Wednesday 18 September 2013

#bookreview: Shade's Children by Garth Nix

Shade's ChildrenShade's Children by Garth Nix
My rating: 3 of 5 stars

Evil Overlords have taken over the world and no one is allowed to live above the age of fourteen. All fourteen year-olds celebrate their Sad Day and are taken off to the Meat Factory. Anyone who tries to escape is hunted down by mutant creatures - Ferrets by night and Myrmidons by day.

Shade is the only adult left on earth - and he himself isn't fully human. His goal is to protect the children and to find away to destroy the Overlords. Aiding him are Ella, Drum, Ninde and Gold-Eye, four teenagers with Change Talents that have given them the ability to continuously evade the Overlords and their creatures.

I picked up Shade's Children because I was very impressed with Nix's The Old Kingdom series. However, this one just wasn't as tantalising.

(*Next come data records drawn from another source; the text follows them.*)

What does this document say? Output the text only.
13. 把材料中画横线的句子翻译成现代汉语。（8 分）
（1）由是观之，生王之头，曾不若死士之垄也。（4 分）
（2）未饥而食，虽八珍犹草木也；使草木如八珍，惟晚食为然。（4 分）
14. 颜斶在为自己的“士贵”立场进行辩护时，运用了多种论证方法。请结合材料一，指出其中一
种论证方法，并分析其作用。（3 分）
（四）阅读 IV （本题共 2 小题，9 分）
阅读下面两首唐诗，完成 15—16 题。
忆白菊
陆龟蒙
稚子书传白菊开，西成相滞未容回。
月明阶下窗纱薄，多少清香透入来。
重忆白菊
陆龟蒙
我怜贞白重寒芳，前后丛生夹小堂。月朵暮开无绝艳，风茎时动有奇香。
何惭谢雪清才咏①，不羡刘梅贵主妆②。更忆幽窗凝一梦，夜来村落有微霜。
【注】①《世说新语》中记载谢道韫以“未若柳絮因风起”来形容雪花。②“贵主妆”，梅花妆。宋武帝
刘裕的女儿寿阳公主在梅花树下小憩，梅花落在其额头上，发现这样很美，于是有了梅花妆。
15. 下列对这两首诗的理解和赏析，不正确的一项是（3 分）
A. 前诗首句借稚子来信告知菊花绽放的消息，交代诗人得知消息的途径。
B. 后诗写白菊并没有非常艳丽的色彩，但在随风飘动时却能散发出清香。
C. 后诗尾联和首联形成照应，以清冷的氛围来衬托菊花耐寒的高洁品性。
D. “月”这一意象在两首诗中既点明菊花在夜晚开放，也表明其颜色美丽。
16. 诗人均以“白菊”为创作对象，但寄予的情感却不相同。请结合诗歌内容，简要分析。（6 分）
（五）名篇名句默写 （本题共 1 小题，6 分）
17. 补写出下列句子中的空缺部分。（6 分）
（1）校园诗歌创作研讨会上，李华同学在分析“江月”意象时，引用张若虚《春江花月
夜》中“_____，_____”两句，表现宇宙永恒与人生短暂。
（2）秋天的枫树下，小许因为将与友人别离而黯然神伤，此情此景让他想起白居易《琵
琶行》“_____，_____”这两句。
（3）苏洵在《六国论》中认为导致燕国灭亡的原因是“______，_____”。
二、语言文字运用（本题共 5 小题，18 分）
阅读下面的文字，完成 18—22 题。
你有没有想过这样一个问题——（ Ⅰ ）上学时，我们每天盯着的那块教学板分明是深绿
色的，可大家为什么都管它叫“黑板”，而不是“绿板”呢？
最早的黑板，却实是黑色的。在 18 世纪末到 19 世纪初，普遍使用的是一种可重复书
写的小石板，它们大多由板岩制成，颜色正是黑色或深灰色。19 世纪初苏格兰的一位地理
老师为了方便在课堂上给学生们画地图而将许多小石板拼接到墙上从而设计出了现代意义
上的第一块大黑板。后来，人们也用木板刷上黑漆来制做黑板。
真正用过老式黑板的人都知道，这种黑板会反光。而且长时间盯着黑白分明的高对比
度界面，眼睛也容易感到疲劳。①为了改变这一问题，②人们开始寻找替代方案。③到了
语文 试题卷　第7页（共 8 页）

I don't know if it's because of the setting - this is much more science fiction/dystopian whilst Abhorsen is more into old-school magic, bust since all these fall squarely into my normally reading genres, I don't see why it should be an issue for me.

Was it the writing style? Shade's Children wasn't as emotional for me as compared to Abhorsen or the other two books in the series. Or maybe I've been reading too many books standing up for an "issue" that the lack of an identifiable cause made it seem flatter than it would have been previously.

Shade's Children wasn't boring. I kind of liked it. It just wasn't stellar.